Gross: I think everyone—regardless of their political perspective—has a responsibility to respect others. Be nice. We should all talk about that; let’s “Come Together.”

Adam: It’s tricky, because I’m a professor as well as musician, and one of the things I do as a scholar is write and speak about cultural and racial politics. I often try to create dialogues between competing positions, but sometimes my heterodoxy leads me to go “wait a minute,” and remain skeptical—withholding my immediate condemnation of the things everyone leaps to condemn, seeking countervailing evidence, and sometimes doing ideological battle when the principles I value are under attack.

Yet when I make music—when I’m actually making music—I’m always working towards unity, towards brotherhood. Sterling and I did that on the streets of Harlem: creating an image of brotherhood in the midst of a dark season in New York City’s history of racial strife. Sir Rod & The Blues Doctors are about that, an undeniable positive vibe that says, “Hey people, we are the solution to this mess. Come on in and stay awhile.” I’m a fan of beloved community, finally. That’s where my heart is, and my family life.
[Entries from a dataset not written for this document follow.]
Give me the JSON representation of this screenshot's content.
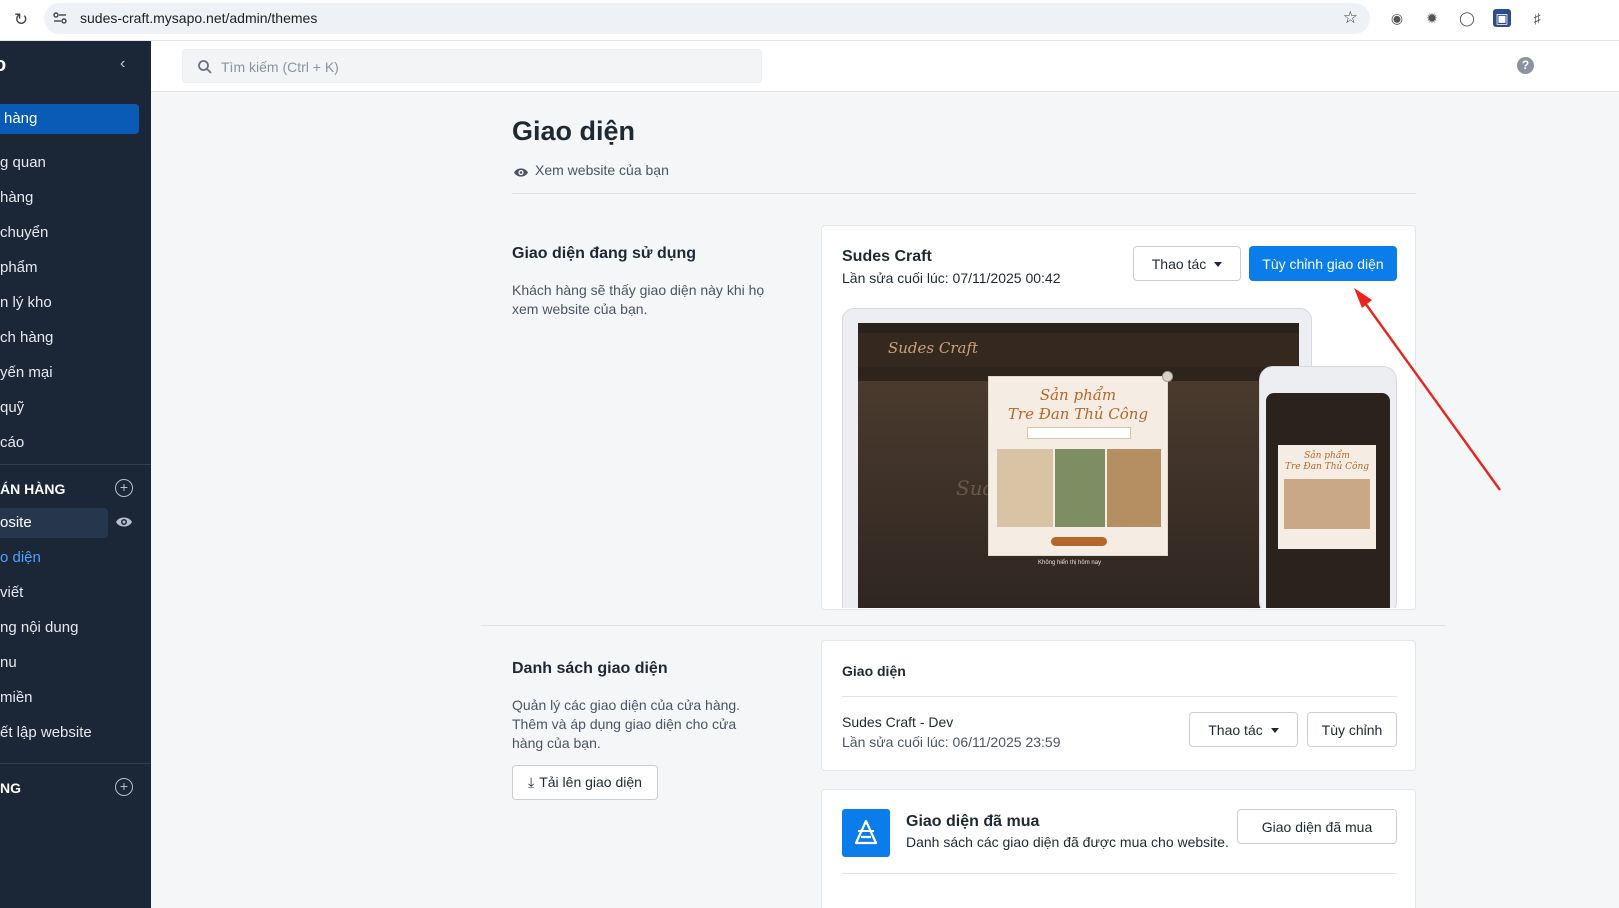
{
  "browser": {
    "url": "sudes-craft.mysapo.net/admin/themes"
  },
  "sidebar": {
    "logo": "o",
    "active_item": "hàng",
    "items": [
      "g quan",
      "hàng",
      "chuyển",
      "phẩm",
      "n lý kho",
      "ch hàng",
      "yến mại",
      "quỹ",
      "cáo"
    ],
    "section_sales": "ÁN HÀNG",
    "website_label": "osite",
    "sub_items": [
      "o diện",
      "viết",
      "ng nội dung",
      "nu",
      "miền",
      "ết lập website"
    ],
    "section_more": "NG"
  },
  "search": {
    "placeholder": "Tìm kiếm (Ctrl + K)"
  },
  "page": {
    "title": "Giao diện",
    "view_site": "Xem website của bạn"
  },
  "current_theme": {
    "section_title": "Giao diện đang sử dụng",
    "section_desc_1": "Khách hàng sẽ thấy giao diện này khi họ",
    "section_desc_2": "xem website của bạn.",
    "name": "Sudes Craft",
    "last_edited": "Lần sửa cuối lúc: 07/11/2025 00:42",
    "actions_button": "Thao tác",
    "customize_button": "Tùy chỉnh giao diện",
    "preview": {
      "logo": "Sudes Craft",
      "popup_title_1": "Sản phẩm",
      "popup_title_2": "Tre Đan Thủ Công",
      "hero_text": "Sud",
      "popup_checkbox": "Không hiển thị hôm nay"
    }
  },
  "theme_list": {
    "section_title": "Danh sách giao diện",
    "section_desc_1": "Quản lý các giao diện của cửa hàng.",
    "section_desc_2": "Thêm và áp dụng giao diện cho cửa",
    "section_desc_3": "hàng của bạn.",
    "upload_button": "Tải lên giao diện",
    "card_header": "Giao diện",
    "theme_name": "Sudes Craft - Dev",
    "theme_last_edited": "Lần sửa cuối lúc: 06/11/2025 23:59",
    "actions_button": "Thao tác",
    "customize_button": "Tùy chỉnh"
  },
  "purchased": {
    "title": "Giao diện đã mua",
    "desc": "Danh sách các giao diện đã được mua cho website.",
    "button": "Giao diện đã mua"
  },
  "colors": {
    "sidebar_bg": "#1b2637",
    "primary": "#0a7dea",
    "annotation_arrow": "#e8241c"
  }
}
Can you name any musicians across the aisle? Who are your favorite?

Rod: Frank Sinatra (fave), Kanye West, Gene Simmons.

Adam: I suspect that Cowboy Troy’s politics are somewhat to the right of mine, but I’ll confess to being a fan of his one-off country-rap hit, “I Play Chicken With the Train.”

Do you have any advice for musicians navigating your local music scene?

Rod: Practice, practice, practice… treat practice like part of your musician job!

What's Next?

What’s coming down the pike next for Sir Rod & the Blues Doctors? Are you finally playing live again after a pandemic hiatus? Any plans for a new album or tour that we can plug?

  • Keeping It In The Family – Sir Rod & The Blues Doctors LIVE Album
  • The Keeping It In The Family Tour – Kicks off on May 20, 2022, in Gulfport, Florida

Do you have any ideas for how Braver Angels could be a positive force in the creative community?

Rod: A Braver Angels Music Festival in 2023. 🙂

Adam: Hell yes! Create that space and they will come. We will, too.